Esquema de una mitocondria
Sorprende que el pasado de seres susceptibles de amar -la emoción más significativa y singular de los organismos complejos- esté plagado de cruentas batallas genéticas. Para las primeras células eucariotas, la posesión de mitocondrias elevó el techo de sus posibilidades de vida. El gran salto adelante de las células eucariotas -con núcleo propio y los orgánulos de las mitocondrias- fue la generación de energía en el interior de la célula mediante un proceso simbiótico que Lynn Margulis explicó en los años sesenta, seguido de otro proceso, la eliminación de radicales libres, que debemos a Douglas Wallace.
«Yo me encargo de la energía y tú del resto.»
Aprender a respirar el oxígeno que corroía y la búsqueda de ayuda han constituido el pulso de la vida compleja. Las mitocondrias permitieron superar el mundo restringido de las bacterias y alcanzar tamaños más adecuados para sobrevivir. Con el mayor tamaño se accedió a una mayor sofisticación.
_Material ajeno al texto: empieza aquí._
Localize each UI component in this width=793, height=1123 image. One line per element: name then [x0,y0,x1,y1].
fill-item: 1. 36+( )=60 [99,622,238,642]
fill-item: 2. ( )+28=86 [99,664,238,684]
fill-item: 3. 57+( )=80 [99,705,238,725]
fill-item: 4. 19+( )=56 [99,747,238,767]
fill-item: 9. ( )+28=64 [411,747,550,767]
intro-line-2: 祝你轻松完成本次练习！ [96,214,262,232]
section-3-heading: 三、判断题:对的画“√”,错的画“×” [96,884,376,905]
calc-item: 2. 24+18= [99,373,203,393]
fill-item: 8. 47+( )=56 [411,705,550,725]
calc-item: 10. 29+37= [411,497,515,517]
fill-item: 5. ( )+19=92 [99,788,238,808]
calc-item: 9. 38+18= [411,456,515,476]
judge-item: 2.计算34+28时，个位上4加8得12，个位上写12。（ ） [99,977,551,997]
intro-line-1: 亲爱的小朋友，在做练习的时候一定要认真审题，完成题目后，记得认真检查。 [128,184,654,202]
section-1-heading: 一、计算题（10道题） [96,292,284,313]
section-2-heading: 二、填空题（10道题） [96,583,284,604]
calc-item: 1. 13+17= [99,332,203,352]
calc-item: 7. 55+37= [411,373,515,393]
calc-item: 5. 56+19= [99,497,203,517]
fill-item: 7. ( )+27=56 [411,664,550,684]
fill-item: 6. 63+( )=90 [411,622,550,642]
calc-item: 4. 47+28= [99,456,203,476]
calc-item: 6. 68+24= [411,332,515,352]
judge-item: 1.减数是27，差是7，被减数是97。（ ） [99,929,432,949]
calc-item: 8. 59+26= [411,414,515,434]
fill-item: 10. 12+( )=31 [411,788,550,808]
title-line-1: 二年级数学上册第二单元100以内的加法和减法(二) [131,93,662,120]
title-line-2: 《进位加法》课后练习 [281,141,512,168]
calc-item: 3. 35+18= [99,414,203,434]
El impulso hacia una mayor complejidad vino desde dentro y no desde las alturas.
Lo explica de manera muy gráfica Nick Lane, autor del libro Power, Sex, Suicide. Si se observan con el microscopio un gramo de carne de hígado de ratón y otro gramo de carne de hígado humano, es muy difícil apreciar las diferencias. Tienen el mismo número de células. Pero si se mide su actividad – su coeficiente metabólico, es decir, el oxígeno y los nutrientes consumidos por minuto-, resulta que en el caso del ratón es siete veces superior. Los animales grandes tienen un coeficiente metabólico más lento de lo que en teoría les correspondería. Cuanto más grande es el animal, menos necesita consumir por gramo de peso. Un montón de ratas apiladas del tamaño de un elefante consumirían veinte veces más oxígeno y nutrientes que este último.